Report on the Effingham Agreement

Thomas Krichel, Victor M. Lyapunov and Tanya I. Yakovleva

2000-04-04

The lyak1.pl script finds 14,032 unformatted abstract files in the arXiv.org collection. Lyak1.pl converts this data to the following format ("lyak-records"):

paper-code <internal debugging indicator>
SOURCE: untagged Title+Authors+etc. field from abstract file, possible continuation lines starts with a space
Title: The lyak1.pl-proposed Title field, possible continuation lines starts with a space
Authors: The lyak1.pl-proposed Authors field, possible continuation lines starts with a space
<EMPTY LINE as a record separator>

These data are contained in the file "pre-man.txt". A command line running lyak1.pl at openlib.org looks like this:
find ~/data/xxx/ -name \*.abs | xargs cat | ./lyak1.pl > pre-man.txt

The lyak-records were manually tested and edited if necessary by Tanya. She corrected 3,160 of total 14,032 records, which makes about 22.5%. The result was stored in the file "post-man.txt". Victor created the file "mod.txt" of lyak1-generated records, which gone under manual editing, and inspected carefully a significant part of it. All the manual corrections of lyak1.pl script's proposition appeared to be justified.

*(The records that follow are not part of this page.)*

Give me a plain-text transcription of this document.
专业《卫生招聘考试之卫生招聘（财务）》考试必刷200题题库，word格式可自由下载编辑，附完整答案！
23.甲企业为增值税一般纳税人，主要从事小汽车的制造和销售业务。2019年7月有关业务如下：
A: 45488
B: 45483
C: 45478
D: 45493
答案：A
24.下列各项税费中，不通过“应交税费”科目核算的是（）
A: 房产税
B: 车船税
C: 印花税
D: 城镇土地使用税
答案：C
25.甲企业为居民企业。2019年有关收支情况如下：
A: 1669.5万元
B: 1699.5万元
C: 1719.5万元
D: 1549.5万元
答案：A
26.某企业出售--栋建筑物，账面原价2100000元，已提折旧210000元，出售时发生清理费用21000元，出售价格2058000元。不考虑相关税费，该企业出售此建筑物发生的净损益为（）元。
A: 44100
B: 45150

The expected share, according to the agreement text, of manually corrected records was 10%. The share of manually fixed records is therefore greater than expected. Victor can explain--but not justify--this great difference between the result and the estimation:

  • the lyak1.pl considers list of authors follows immediately after the title. A lot of source records, however, contain some publication-relevant data between the title and the author list. Lyak-1 glues this data to the 'title' field, thus the latter needs cleaning.
  • the same situation appears at the end of the author list. The script often glues part of author-irrelevant data to its end.
  • While doing the estimation in autumn 1999, Victor concentrated on the correct location of the beginning of the author list. This estimation happened very close to the result: the beginning of author list was located incorrectly in 1,426 of 14,032 records, which makes ~10.2% .

    Lyak2.pl script processes the post-man.txt file and produces the hash-file "tac.db" with paper-code as key and {Title, Authors, Comments, Journal-ref, Subj-class} lines as value.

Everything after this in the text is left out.